AWS's answer to this was a simple one: The company built its own network and equipment. Hamilton said it was an audacious move but at AWS's scale, it was a natural solution.
Starting years ago AWS worked with original networking equipment manufacturers and designed their own custom networking gear. AWS has built a customized protocol it now uses to run its cloud. Not only have costs reduced, but availability went up. Hamilton says AWS gets advantages from working directly with manufacturers. Many networking hardware companies today are unable to specify their equipment to their exact customers' needs. By working directly with the manufacturers, AWS can.
That's not enough to support AWS's massive scale though. AWS has its own private network to connect its regions. By not relying on public providers, the company has dedicated tunnels, that produce increased availability, higher performance with less jitter and reduced cost. "It's more reliable, a cheaper link and lower latency," Hamilton said. "It's just a happier place to be."
AWS has a unique architecture compared to other IaaS cloud providers. Behind each of the 11 regions are Availability Zones, which offer physically separated data centers to create fault tolerance in each region. In front of each region are transit centers, which provide connections to three main destinations: between the Availability Zones and other regions; to AWS's Direct Connect partners; and to the public Internet.
AWS has built redundant paths into its Availability Zones so that if one goes down in a region, then the region can survive. Each of the Availability Zones within a region has latencies of less than 2 milliseconds between them, and usually closer to 1 millisecond. Every Availability Zone has at least its own data center and US-East, AWS's oldest region has an Availability Zone with five data centers.

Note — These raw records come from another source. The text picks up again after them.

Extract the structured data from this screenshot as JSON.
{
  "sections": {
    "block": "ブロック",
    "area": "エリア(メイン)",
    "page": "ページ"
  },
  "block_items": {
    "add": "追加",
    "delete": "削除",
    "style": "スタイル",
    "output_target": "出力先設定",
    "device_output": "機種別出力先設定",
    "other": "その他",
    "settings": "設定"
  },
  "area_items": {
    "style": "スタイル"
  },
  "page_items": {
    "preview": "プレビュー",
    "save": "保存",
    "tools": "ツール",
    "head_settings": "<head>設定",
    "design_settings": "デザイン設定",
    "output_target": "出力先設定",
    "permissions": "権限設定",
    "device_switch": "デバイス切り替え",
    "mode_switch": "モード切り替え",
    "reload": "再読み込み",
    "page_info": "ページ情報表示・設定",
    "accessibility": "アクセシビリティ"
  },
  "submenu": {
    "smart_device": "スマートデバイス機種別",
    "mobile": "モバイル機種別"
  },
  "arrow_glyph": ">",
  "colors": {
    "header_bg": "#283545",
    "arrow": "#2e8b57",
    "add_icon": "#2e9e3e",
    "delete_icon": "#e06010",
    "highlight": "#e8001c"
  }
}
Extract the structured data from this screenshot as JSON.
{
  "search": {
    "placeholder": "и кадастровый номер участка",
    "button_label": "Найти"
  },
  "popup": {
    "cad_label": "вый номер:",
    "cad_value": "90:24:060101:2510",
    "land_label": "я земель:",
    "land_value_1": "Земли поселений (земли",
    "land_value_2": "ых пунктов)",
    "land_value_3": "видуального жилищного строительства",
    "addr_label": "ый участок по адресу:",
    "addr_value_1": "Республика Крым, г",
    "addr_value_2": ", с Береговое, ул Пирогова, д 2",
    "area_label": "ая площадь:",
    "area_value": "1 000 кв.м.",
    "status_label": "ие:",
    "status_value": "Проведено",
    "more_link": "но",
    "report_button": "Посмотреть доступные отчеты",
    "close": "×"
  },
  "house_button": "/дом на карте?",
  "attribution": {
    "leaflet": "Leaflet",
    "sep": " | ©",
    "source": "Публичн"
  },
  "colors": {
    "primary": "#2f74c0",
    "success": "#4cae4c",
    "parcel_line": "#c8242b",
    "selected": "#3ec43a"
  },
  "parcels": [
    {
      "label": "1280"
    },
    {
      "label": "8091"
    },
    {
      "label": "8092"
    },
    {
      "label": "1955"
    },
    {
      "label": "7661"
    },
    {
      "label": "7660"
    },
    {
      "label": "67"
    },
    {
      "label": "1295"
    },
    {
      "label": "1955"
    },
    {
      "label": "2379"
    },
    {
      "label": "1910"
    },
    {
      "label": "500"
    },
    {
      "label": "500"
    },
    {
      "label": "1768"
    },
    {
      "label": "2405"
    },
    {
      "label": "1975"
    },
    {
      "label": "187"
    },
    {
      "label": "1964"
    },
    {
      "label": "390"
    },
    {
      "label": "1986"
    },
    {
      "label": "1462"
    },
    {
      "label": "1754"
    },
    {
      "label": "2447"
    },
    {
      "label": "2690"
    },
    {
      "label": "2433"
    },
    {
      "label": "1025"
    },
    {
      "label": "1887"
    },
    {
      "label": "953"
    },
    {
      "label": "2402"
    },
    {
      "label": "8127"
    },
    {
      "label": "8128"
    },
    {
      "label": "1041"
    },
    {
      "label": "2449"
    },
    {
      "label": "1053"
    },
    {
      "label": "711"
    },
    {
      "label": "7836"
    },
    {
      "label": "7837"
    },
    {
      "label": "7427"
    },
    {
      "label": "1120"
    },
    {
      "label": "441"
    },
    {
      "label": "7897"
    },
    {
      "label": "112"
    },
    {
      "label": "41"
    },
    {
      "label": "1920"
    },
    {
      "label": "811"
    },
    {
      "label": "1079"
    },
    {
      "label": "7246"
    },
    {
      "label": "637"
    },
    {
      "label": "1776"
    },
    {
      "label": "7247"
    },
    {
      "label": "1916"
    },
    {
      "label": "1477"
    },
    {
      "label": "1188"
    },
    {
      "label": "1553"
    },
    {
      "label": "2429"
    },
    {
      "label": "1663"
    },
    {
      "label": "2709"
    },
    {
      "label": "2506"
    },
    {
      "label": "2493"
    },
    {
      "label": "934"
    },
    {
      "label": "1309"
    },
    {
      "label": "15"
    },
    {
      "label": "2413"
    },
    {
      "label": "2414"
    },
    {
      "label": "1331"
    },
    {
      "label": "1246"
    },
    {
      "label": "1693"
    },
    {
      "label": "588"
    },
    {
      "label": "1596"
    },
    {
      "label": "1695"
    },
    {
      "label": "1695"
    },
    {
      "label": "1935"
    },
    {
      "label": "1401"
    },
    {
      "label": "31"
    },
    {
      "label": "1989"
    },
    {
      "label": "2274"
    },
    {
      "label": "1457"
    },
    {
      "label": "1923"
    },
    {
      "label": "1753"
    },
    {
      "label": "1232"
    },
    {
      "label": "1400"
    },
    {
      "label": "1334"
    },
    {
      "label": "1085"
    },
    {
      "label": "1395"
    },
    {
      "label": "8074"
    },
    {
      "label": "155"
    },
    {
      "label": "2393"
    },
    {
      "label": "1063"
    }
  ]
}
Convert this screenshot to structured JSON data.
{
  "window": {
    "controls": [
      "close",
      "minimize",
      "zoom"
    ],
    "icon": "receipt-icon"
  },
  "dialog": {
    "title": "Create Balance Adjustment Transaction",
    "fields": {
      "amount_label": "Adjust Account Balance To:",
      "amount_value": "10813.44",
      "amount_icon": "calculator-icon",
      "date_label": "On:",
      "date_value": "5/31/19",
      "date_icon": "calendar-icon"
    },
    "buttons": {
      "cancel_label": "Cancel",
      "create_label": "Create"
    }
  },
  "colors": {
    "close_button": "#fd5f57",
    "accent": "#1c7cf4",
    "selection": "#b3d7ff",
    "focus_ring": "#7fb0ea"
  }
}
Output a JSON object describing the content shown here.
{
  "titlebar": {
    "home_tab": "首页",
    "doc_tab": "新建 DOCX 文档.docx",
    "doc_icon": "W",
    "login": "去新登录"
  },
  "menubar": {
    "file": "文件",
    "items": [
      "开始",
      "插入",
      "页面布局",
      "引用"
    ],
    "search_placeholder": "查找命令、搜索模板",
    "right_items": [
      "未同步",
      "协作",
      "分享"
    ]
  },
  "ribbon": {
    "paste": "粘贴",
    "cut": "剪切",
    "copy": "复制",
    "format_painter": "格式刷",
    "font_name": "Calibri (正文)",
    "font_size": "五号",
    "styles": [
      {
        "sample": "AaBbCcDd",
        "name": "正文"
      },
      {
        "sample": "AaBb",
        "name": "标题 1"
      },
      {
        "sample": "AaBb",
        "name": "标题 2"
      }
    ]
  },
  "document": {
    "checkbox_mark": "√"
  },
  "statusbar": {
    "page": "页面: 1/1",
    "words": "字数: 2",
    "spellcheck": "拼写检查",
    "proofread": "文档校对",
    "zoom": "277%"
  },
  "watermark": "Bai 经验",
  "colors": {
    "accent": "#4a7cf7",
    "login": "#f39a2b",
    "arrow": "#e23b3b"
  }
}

AWS has been notoriously closed mouth about the inner workings of its operations, but Hamilton shared the view to show how the company is able to operate and innovate so fast. This year the company expects to release about 500 updates to its cloud. Meanwhile, it's Simple Storage Solution (S3) is growing at more than 120% usage year-over-year; the Elastic Compute Cloud (EC2) is growing 99% every year. Not every company will be able to take measures like AWS did to solve its problems, but not every company has the scale and problems like AWS does either.